И тут вперед протиснулся один из мятежников с ружьем, направленным на меня.
– Да что с ним разговаривать! Вот я благословлю этого польского прохвоста! – крикнул он, и я понял, что сейчас он выстрелит.
В то же мгновение я почувствовал резкую боль в руке. Помню, мелькнула удивленная мысль: выстрела еще не было, так что ж меня ранило? Я скосил глаза и увидел, что в мою ладонь зубами вцепилась та самая шавка. Мне хватило доли секунды, чтобы принять решение. «Твоя душа во мне, моя душа в тебе», – мысленно проговорил я как можно быстрее, и тут раздался выстрел.

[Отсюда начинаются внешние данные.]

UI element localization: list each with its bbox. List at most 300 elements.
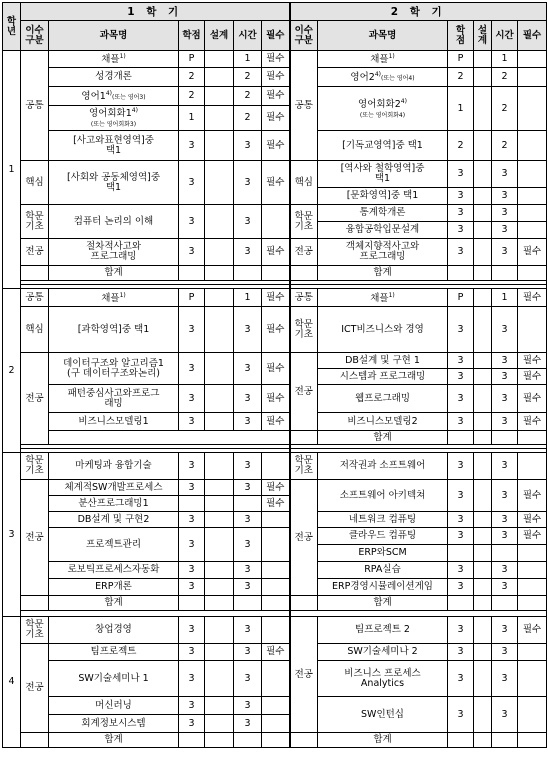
course-name: 비즈니스 프로세스 Analytics	[344, 667, 421, 689]
course-name-cell	[49, 528, 179, 562]
hours-cell: 3	[234, 131, 262, 161]
course-name-cell	[49, 496, 179, 512]
design-cell	[474, 161, 492, 188]
design-cell	[205, 289, 234, 307]
footnote-mark: 4)	[131, 107, 138, 114]
hours-cell: 3	[234, 579, 262, 596]
required-cell	[518, 188, 547, 205]
header-type: 이수 구분	[290, 21, 318, 51]
hours-cell: 3	[234, 480, 262, 496]
credit-cell: 3	[448, 353, 474, 369]
credit-cell: 3	[179, 385, 205, 413]
design-cell	[205, 68, 234, 87]
credit-cell: 3	[179, 644, 205, 661]
footnote-mark: 4)	[105, 89, 112, 97]
design-cell	[474, 644, 492, 661]
hours-cell: 2	[492, 68, 518, 87]
design-cell	[474, 512, 492, 528]
required-cell: 필수	[262, 239, 290, 266]
category-cell: 전공	[290, 239, 318, 266]
required-cell: 필수	[518, 617, 547, 644]
course-name-cell	[49, 562, 179, 579]
course-name-cell	[49, 413, 179, 431]
hours-cell: 1	[492, 289, 518, 307]
table-row	[3, 579, 547, 596]
credit-cell: 3	[448, 385, 474, 413]
footnote-mark: 4)	[400, 97, 407, 105]
design-cell	[474, 579, 492, 596]
hours-cell: 3	[234, 413, 262, 431]
course-name-cell	[318, 545, 448, 562]
design-cell	[205, 697, 234, 715]
design-cell	[474, 413, 492, 431]
course-name: 저작권과 소프트웨어	[339, 460, 426, 472]
hours-cell: 3	[234, 385, 262, 413]
hours-cell	[234, 496, 262, 512]
course-name: 비즈니스모델링2	[347, 415, 418, 427]
table-row	[3, 289, 547, 307]
credit-cell: 3	[448, 579, 474, 596]
design-cell	[474, 131, 492, 161]
course-name: [문화영역]중 택1	[346, 190, 419, 202]
category-cell: 전공	[21, 480, 49, 596]
design-cell	[205, 617, 234, 644]
course-name-cell	[49, 697, 179, 715]
sum-label: 합계	[318, 596, 448, 611]
course-name-cell	[318, 528, 448, 545]
course-name-cell	[49, 106, 179, 131]
hours-cell: 3	[492, 697, 518, 733]
design-cell	[474, 68, 492, 87]
required-cell	[518, 51, 547, 68]
credit-cell: 3	[179, 697, 205, 715]
course-name-cell	[49, 307, 179, 353]
required-cell	[518, 131, 547, 161]
course-name-cell	[49, 617, 179, 644]
course-name: 웹프로그래밍	[354, 392, 411, 404]
credit-cell: 3	[448, 661, 474, 697]
credit-cell: 3	[448, 205, 474, 222]
category-cell: 전공	[290, 617, 318, 733]
footnote-mark: 1)	[388, 292, 395, 300]
hours-cell	[492, 545, 518, 562]
credit-cell: 3	[179, 512, 205, 528]
design-cell	[474, 697, 492, 733]
category-cell: 학문 기초	[21, 205, 49, 239]
credit-cell: 3	[179, 617, 205, 644]
course-name-cell	[318, 661, 448, 697]
header-year: 학 년	[3, 3, 21, 51]
course-name: 시스템과 프로그래밍	[339, 370, 426, 382]
header-type: 이수 구분	[21, 21, 49, 51]
credit-cell: 3	[448, 188, 474, 205]
course-name: 데이터구조와 알고리즘1 (구 데이터구조와논리)	[63, 357, 164, 379]
hours-cell: 3	[492, 453, 518, 480]
hours-cell: 3	[492, 413, 518, 431]
course-name: [기독교영역]중 택1	[342, 139, 423, 151]
header-hours: 시간	[492, 21, 518, 51]
credit-cell: P	[179, 289, 205, 307]
header-hours: 시간	[234, 21, 262, 51]
design-cell	[474, 661, 492, 697]
category-cell: 학문 기초	[290, 307, 318, 353]
required-cell	[518, 307, 547, 353]
table-row	[3, 239, 547, 266]
course-name: 네트워크 컴퓨팅	[348, 513, 417, 525]
design-cell	[474, 289, 492, 307]
design-cell	[205, 87, 234, 106]
course-name-cell	[318, 239, 448, 266]
table-row	[3, 51, 547, 68]
hours-cell: 3	[492, 222, 518, 239]
footnote-mark: 1)	[388, 53, 395, 61]
design-cell	[474, 562, 492, 579]
table-row	[3, 413, 547, 431]
hours-cell: 2	[234, 106, 262, 131]
course-name-cell	[49, 453, 179, 480]
required-cell: 필수	[518, 289, 547, 307]
course-name-cell	[318, 51, 448, 68]
hours-cell: 3	[234, 661, 262, 697]
design-cell	[474, 545, 492, 562]
category-cell: 핵심	[21, 307, 49, 353]
required-cell: 필수	[262, 385, 290, 413]
design-cell	[205, 480, 234, 496]
header-required: 필수	[518, 21, 547, 51]
course-name-cell	[318, 385, 448, 413]
table-row	[3, 131, 547, 161]
course-name: 패턴중심사고와프로그 래밍	[67, 387, 160, 409]
sum-row	[3, 733, 547, 748]
required-cell	[262, 715, 290, 733]
year-cell: 2	[3, 289, 21, 453]
hours-cell: 3	[492, 205, 518, 222]
hours-cell: 3	[492, 353, 518, 369]
course-name: 영어회화1	[89, 108, 132, 120]
design-cell	[205, 161, 234, 205]
credit-cell: 3	[179, 161, 205, 205]
course-name-cell	[318, 205, 448, 222]
required-cell: 필수	[262, 496, 290, 512]
sum-row	[3, 266, 547, 281]
hours-cell: 3	[492, 369, 518, 385]
design-cell	[205, 239, 234, 266]
required-cell: 필수	[262, 289, 290, 307]
table-row	[3, 528, 547, 545]
course-name: 영어2	[350, 72, 375, 84]
category-cell: 전공	[290, 480, 318, 596]
hours-cell: 3	[234, 161, 262, 205]
course-name: [과학영역]중 택1	[77, 323, 150, 335]
required-cell	[518, 661, 547, 697]
header-credit: 학점	[179, 21, 205, 51]
course-name: 채플	[370, 54, 389, 66]
design-cell	[474, 222, 492, 239]
course-name: ERP와SCM	[358, 547, 407, 559]
category-cell: 공통	[21, 51, 49, 161]
course-name: SW기술세미나 2	[347, 646, 418, 658]
required-cell: 필수	[262, 68, 290, 87]
course-name-cell	[49, 68, 179, 87]
credit-cell: 3	[448, 644, 474, 661]
hours-cell: 3	[234, 528, 262, 562]
course-name: 프로젝트관리	[85, 538, 142, 550]
course-name: 비즈니스모델링1	[78, 415, 149, 427]
required-cell	[518, 453, 547, 480]
table-row	[3, 661, 547, 697]
required-cell: 필수	[518, 480, 547, 512]
course-name: 소프트웨어 아키텍쳐	[339, 489, 426, 501]
course-name-cell	[49, 644, 179, 661]
table-row	[3, 87, 547, 106]
course-name-cell	[49, 353, 179, 385]
header-semester-1: 1 학 기	[21, 3, 290, 21]
design-cell	[474, 528, 492, 545]
category-cell: 학문 기초	[290, 205, 318, 239]
hours-cell: 3	[492, 617, 518, 644]
required-cell: 필수	[262, 87, 290, 106]
required-cell	[518, 644, 547, 661]
course-name-cell	[49, 205, 179, 239]
required-cell	[262, 661, 290, 697]
hours-cell: 1	[492, 51, 518, 68]
table-row	[3, 562, 547, 579]
category-cell: 학문 기초	[290, 453, 318, 480]
design-cell	[205, 661, 234, 697]
hours-cell: 3	[492, 480, 518, 512]
credit-cell: 2	[448, 131, 474, 161]
design-cell	[474, 480, 492, 512]
course-name-cell	[318, 87, 448, 131]
design-cell	[205, 353, 234, 385]
required-cell	[518, 222, 547, 239]
table-row	[3, 512, 547, 528]
header-semester-2: 2 학 기	[290, 3, 547, 21]
credit-cell: 3	[179, 413, 205, 431]
course-name-cell	[318, 161, 448, 188]
required-cell	[518, 68, 547, 87]
required-cell: 필수	[262, 307, 290, 353]
required-cell: 필수	[262, 353, 290, 385]
course-name-cell	[318, 579, 448, 596]
design-cell	[205, 205, 234, 239]
curriculum-table	[2, 2, 547, 748]
required-cell: 필수	[262, 413, 290, 431]
credit-cell: 3	[448, 413, 474, 431]
course-name: ERP경영시뮬레이션게임	[332, 581, 433, 593]
hours-cell: 3	[234, 453, 262, 480]
design-cell	[474, 87, 492, 131]
course-name-cell	[49, 661, 179, 697]
credit-cell: 1	[448, 87, 474, 131]
course-name: [역사와 철학영역]중 택1	[340, 163, 425, 185]
credit-cell: 3	[179, 205, 205, 239]
credit-cell: P	[179, 51, 205, 68]
credit-cell: 2	[179, 68, 205, 87]
header-credit: 학 점	[448, 21, 474, 51]
category-cell: 공통	[290, 289, 318, 307]
table-row	[3, 644, 547, 661]
course-name: 로보틱프로세스자동화	[67, 564, 160, 576]
credit-cell: 3	[179, 307, 205, 353]
table-row	[3, 453, 547, 480]
course-name-cell	[49, 715, 179, 733]
design-cell	[474, 307, 492, 353]
credit-cell: 3	[179, 528, 205, 562]
required-cell: 필수	[518, 385, 547, 413]
hours-cell: 3	[234, 562, 262, 579]
hours-cell: 3	[492, 385, 518, 413]
course-name-cell	[318, 413, 448, 431]
course-name-cell	[49, 480, 179, 496]
course-alt-note: (또는 영어회화4)	[359, 111, 406, 119]
required-cell	[518, 545, 547, 562]
sum-label: 합계	[49, 596, 179, 611]
credit-cell: 3	[179, 353, 205, 385]
credit-cell: 3	[448, 369, 474, 385]
course-name-cell	[318, 512, 448, 528]
table-row	[3, 385, 547, 413]
course-name: [사고와표현영역]중 택1	[73, 134, 154, 156]
course-name: RPA실습	[364, 564, 401, 576]
hours-cell: 2	[234, 68, 262, 87]
course-name: ICT비즈니스와 경영	[341, 323, 424, 335]
course-name-cell	[318, 369, 448, 385]
credit-cell	[448, 545, 474, 562]
course-name-cell	[318, 131, 448, 161]
course-name-cell	[318, 697, 448, 733]
course-name: ERP개론	[95, 581, 132, 593]
course-name: 체계적SW개발프로세스	[64, 481, 163, 493]
credit-cell: 3	[448, 480, 474, 512]
required-cell	[262, 697, 290, 715]
table-row	[3, 431, 547, 445]
credit-cell: 3	[179, 579, 205, 596]
course-name-cell	[49, 579, 179, 596]
design-cell	[205, 715, 234, 733]
required-cell: 필수	[518, 369, 547, 385]
design-cell	[474, 51, 492, 68]
table-row	[3, 161, 547, 188]
course-name: SW인턴십	[361, 708, 404, 720]
table-row	[3, 68, 547, 87]
course-name: 객체지향적사고와 프로그래밍	[345, 241, 420, 263]
sum-label: 합계	[318, 733, 448, 748]
design-cell	[474, 453, 492, 480]
credit-cell: 3	[448, 307, 474, 353]
course-name: 팀프로젝트 2	[355, 624, 410, 636]
table-row	[3, 205, 547, 222]
course-name-cell	[49, 51, 179, 68]
design-cell	[205, 644, 234, 661]
hours-cell: 3	[492, 579, 518, 596]
header-required: 필수	[262, 21, 290, 51]
table-row	[3, 307, 547, 353]
required-cell	[518, 205, 547, 222]
course-name-cell	[318, 480, 448, 512]
required-cell: 필수	[262, 161, 290, 205]
course-name: 절차적사고와 프로그래밍	[85, 241, 142, 263]
hours-cell: 3	[492, 307, 518, 353]
required-cell	[518, 697, 547, 733]
hours-cell: 2	[492, 131, 518, 161]
required-cell	[518, 562, 547, 579]
design-cell	[205, 496, 234, 512]
year-cell: 3	[3, 453, 21, 617]
required-cell	[262, 528, 290, 562]
credit-cell: 3	[179, 453, 205, 480]
category-cell: 핵심	[290, 161, 318, 205]
hours-cell: 3	[234, 307, 262, 353]
credit-cell: 3	[448, 239, 474, 266]
course-name-cell	[49, 161, 179, 205]
credit-cell: 3	[448, 528, 474, 545]
hours-cell: 3	[492, 188, 518, 205]
course-name-cell	[318, 453, 448, 480]
required-cell: 필수	[518, 512, 547, 528]
design-cell	[205, 131, 234, 161]
design-cell	[205, 512, 234, 528]
required-cell: 필수	[518, 353, 547, 369]
design-cell	[474, 369, 492, 385]
course-name: 채플	[101, 54, 120, 66]
header-design: 설계	[205, 21, 234, 51]
course-name: 통계학개론	[359, 207, 406, 219]
course-alt-note: (또는 영어회화3)	[90, 121, 137, 129]
course-name: SW기술세미나 1	[78, 672, 149, 684]
required-cell: 필수	[262, 106, 290, 131]
course-name-cell	[318, 289, 448, 307]
credit-cell: 3	[179, 239, 205, 266]
design-cell	[474, 188, 492, 205]
required-cell	[262, 562, 290, 579]
sum-row	[3, 596, 547, 611]
hours-cell: 2	[492, 87, 518, 131]
hours-cell: 3	[234, 353, 262, 385]
course-name: 융합공학입문설계	[345, 224, 420, 236]
credit-cell: 3	[448, 617, 474, 644]
header-course-name: 과목명	[318, 21, 448, 51]
category-cell: 전공	[21, 239, 49, 266]
sum-label: 합계	[318, 266, 448, 281]
table-row	[3, 480, 547, 496]
course-name-cell	[49, 87, 179, 106]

Но я его уже не почувствовал: справившись с привычным головокружением, я обнаружил перед своими глазами множество ног, окровавленное тело Димитрия и понял, что переселение удалось. Я взвизгнул от радости и в ту же секунду получил удар в бок от какого-то обозленного простолюдина. Отлетев в сторону, я перевел дух и заковылял подальше от этого жуткого места.
Голд замолчал, а викарий удивленно переспросил:
– Я не понял, вы переселились в собаку?!